Das hatte unter anderem mit Schulterproblemen zu tun, die eine Pause in einer wohl kaum zu gewinnenden Partie sinnvoll erscheinen ließen. „Es ist besser geworden“, erklärt der 30-Jährige, „ich denke, ich werde spielen.“ Obwohl Menzlaff die Favoritenrolle ebenfalls beim VfL sieht, nimmt er sich und die Mitspieler in die Pflicht: „Natürlich wird das nicht einfach. Aber wir können uns trotzdem wehren. Wir dürfen nicht resignieren.“

„Wir müssen clever spielen, wir dürfen Hagens Tempospiel nicht mitmachen.“

Dennis Werkmeister, Trainer der SG Langenfeld

Tim Menzlaff ist neben Torhüter Tobias Geske der zweite SGL-Handballer, der sich mit Hagen und Spielen beim VfL an einem Freitagabend auskennt. Kein Wunder: Menzlaff und Geske waren bereits früher in der 3. Liga unterwegs – beim TuS Wermelskirchen (Geske) und beim Leichlinger TV (Menzlaff). Die Erinnerung an die früheren Duelle mit der Eintracht sind dabei nicht schlecht. In der Saison 2011/2012 gewann Wermelskirchen zu Hause mit 31:22 und in Hagen mit 34:28. Geske weiß es genau: „Im Rückspiel war ich verletzt.“ Eine Knieverletzung zwang ihn damals zu einer Pause und nach der Saison wechselte der Keeper zum damaligen Oberligisten SGL.

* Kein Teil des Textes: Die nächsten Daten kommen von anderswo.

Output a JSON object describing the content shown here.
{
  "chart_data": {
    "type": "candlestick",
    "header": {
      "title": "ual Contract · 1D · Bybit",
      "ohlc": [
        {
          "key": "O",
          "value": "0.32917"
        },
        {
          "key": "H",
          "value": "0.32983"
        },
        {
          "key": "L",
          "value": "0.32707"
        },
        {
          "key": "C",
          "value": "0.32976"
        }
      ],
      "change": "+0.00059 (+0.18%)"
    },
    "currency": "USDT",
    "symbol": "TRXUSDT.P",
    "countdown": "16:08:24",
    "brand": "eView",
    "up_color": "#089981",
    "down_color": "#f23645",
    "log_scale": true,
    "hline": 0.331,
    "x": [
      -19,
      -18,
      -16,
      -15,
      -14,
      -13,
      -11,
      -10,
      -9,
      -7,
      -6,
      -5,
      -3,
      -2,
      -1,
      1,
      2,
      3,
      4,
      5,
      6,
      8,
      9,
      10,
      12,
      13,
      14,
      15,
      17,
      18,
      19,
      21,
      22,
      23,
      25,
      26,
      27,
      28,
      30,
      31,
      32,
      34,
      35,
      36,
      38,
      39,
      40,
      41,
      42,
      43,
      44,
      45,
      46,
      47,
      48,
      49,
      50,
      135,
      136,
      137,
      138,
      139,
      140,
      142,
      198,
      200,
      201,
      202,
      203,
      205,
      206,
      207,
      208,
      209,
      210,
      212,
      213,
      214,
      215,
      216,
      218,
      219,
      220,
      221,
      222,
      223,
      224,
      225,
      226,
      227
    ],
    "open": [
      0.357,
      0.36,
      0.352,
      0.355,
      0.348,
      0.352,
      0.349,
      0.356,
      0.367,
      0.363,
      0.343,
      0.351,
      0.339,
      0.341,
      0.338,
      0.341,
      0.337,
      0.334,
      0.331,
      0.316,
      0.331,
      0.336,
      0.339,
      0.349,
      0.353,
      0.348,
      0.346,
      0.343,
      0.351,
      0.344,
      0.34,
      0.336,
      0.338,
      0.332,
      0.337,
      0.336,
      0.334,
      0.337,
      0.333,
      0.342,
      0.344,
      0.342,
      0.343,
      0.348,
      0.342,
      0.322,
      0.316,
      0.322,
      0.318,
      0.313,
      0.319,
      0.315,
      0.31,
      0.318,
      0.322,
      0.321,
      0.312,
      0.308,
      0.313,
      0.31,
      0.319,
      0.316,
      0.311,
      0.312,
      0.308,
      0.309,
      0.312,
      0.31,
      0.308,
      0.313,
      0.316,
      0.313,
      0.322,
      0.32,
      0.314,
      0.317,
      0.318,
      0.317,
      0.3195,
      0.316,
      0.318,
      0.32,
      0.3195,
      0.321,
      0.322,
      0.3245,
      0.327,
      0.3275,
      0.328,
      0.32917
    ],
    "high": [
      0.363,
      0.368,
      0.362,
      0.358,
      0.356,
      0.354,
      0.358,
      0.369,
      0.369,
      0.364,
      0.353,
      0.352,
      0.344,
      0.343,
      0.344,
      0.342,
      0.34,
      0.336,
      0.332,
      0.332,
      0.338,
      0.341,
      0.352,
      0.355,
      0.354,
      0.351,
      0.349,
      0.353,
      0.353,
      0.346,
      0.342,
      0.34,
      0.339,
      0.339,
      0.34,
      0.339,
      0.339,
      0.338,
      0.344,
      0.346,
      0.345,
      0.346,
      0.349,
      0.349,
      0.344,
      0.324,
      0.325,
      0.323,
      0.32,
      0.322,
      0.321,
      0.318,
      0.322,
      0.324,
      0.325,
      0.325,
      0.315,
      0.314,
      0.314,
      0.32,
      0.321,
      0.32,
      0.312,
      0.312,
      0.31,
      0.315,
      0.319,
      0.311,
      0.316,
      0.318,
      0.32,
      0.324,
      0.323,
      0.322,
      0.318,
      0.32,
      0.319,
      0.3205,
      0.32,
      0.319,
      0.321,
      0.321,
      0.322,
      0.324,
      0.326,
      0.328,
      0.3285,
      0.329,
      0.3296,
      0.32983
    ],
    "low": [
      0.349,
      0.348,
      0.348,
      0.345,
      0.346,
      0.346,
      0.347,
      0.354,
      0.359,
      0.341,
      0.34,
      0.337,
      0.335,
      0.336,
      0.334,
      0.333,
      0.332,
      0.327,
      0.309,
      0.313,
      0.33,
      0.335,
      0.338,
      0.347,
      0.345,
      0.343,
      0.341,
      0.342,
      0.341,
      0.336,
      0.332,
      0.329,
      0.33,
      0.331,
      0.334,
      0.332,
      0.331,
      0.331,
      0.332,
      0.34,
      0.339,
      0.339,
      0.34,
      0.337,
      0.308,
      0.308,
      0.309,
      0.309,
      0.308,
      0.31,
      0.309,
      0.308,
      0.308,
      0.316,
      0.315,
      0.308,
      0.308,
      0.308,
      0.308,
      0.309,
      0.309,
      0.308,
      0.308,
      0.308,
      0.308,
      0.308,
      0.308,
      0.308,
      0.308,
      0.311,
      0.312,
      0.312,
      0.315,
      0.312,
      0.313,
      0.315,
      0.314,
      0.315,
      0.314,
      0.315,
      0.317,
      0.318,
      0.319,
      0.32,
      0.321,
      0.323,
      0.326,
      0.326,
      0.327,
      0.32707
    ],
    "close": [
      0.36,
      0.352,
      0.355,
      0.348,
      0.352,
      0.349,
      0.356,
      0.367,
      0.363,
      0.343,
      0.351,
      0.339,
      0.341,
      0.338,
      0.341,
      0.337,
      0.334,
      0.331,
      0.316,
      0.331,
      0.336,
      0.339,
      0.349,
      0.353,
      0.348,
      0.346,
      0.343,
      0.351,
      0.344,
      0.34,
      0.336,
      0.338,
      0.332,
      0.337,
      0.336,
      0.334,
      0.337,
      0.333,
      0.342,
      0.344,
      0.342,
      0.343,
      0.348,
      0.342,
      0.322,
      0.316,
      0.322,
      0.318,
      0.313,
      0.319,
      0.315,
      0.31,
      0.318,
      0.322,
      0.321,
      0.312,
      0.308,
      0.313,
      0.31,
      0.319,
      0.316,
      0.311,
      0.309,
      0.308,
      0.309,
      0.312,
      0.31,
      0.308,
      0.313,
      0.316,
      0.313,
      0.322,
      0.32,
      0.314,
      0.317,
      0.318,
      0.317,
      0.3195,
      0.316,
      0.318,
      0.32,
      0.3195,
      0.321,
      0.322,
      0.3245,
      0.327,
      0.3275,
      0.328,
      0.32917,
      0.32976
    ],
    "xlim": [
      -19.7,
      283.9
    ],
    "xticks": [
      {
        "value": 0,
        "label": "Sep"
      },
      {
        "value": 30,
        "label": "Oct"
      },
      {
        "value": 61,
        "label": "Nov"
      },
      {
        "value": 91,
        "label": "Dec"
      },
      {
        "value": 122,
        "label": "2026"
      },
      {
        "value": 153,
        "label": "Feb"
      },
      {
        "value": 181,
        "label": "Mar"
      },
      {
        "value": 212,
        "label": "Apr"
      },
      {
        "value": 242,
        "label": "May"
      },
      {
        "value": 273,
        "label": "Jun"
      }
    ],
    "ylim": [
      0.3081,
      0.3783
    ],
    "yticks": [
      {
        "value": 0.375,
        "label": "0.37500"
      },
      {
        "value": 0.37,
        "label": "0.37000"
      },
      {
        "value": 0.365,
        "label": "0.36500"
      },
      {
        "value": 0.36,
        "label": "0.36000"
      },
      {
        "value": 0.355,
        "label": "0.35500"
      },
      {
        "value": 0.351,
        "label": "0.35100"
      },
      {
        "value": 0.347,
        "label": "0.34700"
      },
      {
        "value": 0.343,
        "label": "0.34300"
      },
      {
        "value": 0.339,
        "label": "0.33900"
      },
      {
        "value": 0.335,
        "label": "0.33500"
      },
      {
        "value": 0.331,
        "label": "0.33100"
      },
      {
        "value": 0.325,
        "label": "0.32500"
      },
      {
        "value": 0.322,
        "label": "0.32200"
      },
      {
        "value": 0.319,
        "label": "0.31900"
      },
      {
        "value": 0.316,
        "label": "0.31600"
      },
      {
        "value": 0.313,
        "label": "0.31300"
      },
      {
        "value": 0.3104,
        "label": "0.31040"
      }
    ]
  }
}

Beachtlich ist auch die Bilanz von Tim Menzlaff gegen Hagen. In der Saison 2013/2014 gewann Leichlingen nicht zuletzt dank der sieben Menzlaff-Tore mit 30:29 in Hagen und in der Rückrunde folgte eine 22:29-Pleite, bei der der jetzige Langenfelder viermal erfolgreich war. Ein Jahr darauf gab es 2014/2015 ein 27:27 und ein 35:38 – mit einem Tim Menzlaff, der mittlerweile überwiegend in der Deckung zum Einsatz kam. Die Termine an einem Freitagabend sah der 30-Jährige nie als Problem: „Das finde ich im Prinzip gar nicht so schlecht.“

Trainer Werkmeister verlangt von seiner Mannschaft Disziplin und Leidenschaft. „Wir müssen den gleichen Elan wie zuletzt gegen Dormagen zeigen. Und wir müssen clever spielen, wir dürfen Hagens Tempospiel nicht mitmachen. Sonst kriegen wir den Arsch voll.“ Dass die Hausherren die SGL unterschätzen, ist nicht zu erwarten. Der neue Trainer Niels Pfannenschmidt rief sein Team selbst über die Karnevalstage zu intensiven Einheiten zusammen. Pfannenschmidt hat Respekt vor der SGL: „Sie werden um jeden noch zu vergebenden Punkt kämpfen, alles investieren und versuchen, die Überraschung zu schaffen.“

Das sieht Langenfeld genauso. Ein Vorteil: Es gibt null Druck. Für den Fall, dass sich die Dinge halbwegs normal entwickeln, wird die SGL trotzdem nichts zu bestellen haben.